A bland, mildly amusing, G-rated personal anecdote follows, ideally suited to a vanity blog like this one.

Several weeks ago, I lost a sock somewhere in my tiny apartment. Impossibly. I searched everywhere and couldn't find it. "Everywhere" includes moving all the furniture around to look underneath and behind; sorting through all clean and dirty laundry, unpacking and repacking all shelves. Checking jacket pockets. Rolling up the carpet to look underneath.

No sock was to be found.

No one entered or left the apartment during the period the sock was lost. My initial hypothesis was that the sock-stealing elves, frustrated by my laundromat vigilance, had made a risky foray up to my apartment for their denied booty (James Bond-style, scaling the building with suction cups).

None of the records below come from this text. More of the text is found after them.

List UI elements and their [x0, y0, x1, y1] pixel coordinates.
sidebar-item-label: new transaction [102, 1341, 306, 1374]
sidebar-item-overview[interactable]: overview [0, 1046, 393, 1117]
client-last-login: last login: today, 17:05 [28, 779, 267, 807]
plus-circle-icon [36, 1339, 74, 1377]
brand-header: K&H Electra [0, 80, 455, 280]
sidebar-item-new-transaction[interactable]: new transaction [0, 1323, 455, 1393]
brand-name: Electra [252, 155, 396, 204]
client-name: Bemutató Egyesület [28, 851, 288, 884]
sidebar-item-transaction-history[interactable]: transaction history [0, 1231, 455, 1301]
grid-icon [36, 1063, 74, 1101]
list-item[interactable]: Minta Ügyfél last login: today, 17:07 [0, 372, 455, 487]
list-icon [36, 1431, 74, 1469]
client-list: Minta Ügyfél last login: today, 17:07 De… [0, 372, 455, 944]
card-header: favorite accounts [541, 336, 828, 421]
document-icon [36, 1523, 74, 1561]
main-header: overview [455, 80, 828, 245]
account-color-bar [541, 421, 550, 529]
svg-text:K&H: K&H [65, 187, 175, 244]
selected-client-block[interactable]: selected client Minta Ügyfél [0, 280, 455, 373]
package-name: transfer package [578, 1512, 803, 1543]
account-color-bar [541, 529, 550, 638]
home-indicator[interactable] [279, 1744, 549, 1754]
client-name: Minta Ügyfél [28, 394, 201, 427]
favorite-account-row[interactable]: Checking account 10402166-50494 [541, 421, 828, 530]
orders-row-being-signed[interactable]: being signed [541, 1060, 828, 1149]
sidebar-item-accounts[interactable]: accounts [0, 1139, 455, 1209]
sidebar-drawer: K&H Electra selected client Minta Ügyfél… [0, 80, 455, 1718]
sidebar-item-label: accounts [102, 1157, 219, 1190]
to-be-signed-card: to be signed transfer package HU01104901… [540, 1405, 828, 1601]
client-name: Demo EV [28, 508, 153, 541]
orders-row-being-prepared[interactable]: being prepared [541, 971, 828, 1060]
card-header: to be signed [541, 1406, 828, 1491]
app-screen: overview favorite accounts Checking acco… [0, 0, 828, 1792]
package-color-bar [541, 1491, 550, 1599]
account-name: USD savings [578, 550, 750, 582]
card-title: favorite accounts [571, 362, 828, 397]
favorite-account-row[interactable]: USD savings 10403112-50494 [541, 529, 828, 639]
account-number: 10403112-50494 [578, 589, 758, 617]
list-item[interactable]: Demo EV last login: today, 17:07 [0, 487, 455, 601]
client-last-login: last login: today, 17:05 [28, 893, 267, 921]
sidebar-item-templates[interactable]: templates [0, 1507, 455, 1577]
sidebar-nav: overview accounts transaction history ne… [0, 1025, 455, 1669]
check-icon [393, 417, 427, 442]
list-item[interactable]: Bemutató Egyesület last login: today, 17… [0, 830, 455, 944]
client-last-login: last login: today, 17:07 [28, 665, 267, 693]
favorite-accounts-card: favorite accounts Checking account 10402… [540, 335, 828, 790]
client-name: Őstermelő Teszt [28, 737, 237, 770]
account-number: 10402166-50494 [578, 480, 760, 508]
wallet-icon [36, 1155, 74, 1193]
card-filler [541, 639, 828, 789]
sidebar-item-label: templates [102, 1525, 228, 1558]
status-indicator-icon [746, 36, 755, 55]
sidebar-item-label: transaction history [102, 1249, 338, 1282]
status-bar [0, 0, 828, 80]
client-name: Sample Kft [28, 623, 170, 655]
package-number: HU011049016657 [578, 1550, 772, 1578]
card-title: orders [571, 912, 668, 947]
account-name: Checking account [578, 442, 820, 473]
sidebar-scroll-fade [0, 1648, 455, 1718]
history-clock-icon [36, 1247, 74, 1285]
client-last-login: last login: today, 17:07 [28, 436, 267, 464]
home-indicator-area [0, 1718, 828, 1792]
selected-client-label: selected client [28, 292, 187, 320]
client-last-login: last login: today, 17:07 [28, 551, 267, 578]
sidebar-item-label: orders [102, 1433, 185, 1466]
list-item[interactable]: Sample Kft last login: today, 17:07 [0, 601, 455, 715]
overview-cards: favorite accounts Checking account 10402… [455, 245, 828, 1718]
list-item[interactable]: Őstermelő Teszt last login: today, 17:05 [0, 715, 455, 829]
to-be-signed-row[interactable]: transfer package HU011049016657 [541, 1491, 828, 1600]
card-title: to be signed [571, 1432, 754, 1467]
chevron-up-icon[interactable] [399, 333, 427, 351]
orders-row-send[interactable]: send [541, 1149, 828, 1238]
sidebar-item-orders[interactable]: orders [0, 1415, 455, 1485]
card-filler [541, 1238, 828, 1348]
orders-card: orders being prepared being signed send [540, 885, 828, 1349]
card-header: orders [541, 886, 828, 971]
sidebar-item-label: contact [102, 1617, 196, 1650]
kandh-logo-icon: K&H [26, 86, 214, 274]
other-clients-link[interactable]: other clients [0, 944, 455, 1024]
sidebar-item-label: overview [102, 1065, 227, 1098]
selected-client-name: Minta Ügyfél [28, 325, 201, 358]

Then tonight I found the second sock while shifting my wet laundry into the dryer. My modified hypothesis is that the sock got staticked and rolled up inside some other laundry. I was happy to be reunited with my prodigal sock, and I consigned it to the dryer secure in the knowledge that this sock would soon be cosy, dry, and reunited with its partner.

This sock is a renegade.

I have now folded, and re-folded, all of the laundry. The Prodigal Sock has not returned. It's not stuck to something. It's not still in the laundromat. It baulked at the prospect of reunion, and has made itself even scarcer than before.

Oh where, oh where could my sock have gone? Oh where, oh where could it be?

Further updates as the situation unfolds. (Hopefully the laundry won't. I've folded it twice now.)


This post's theme word is tmesis, "stuffing a word into the middle of another word." I un-fucking-believably lost the wily sock again.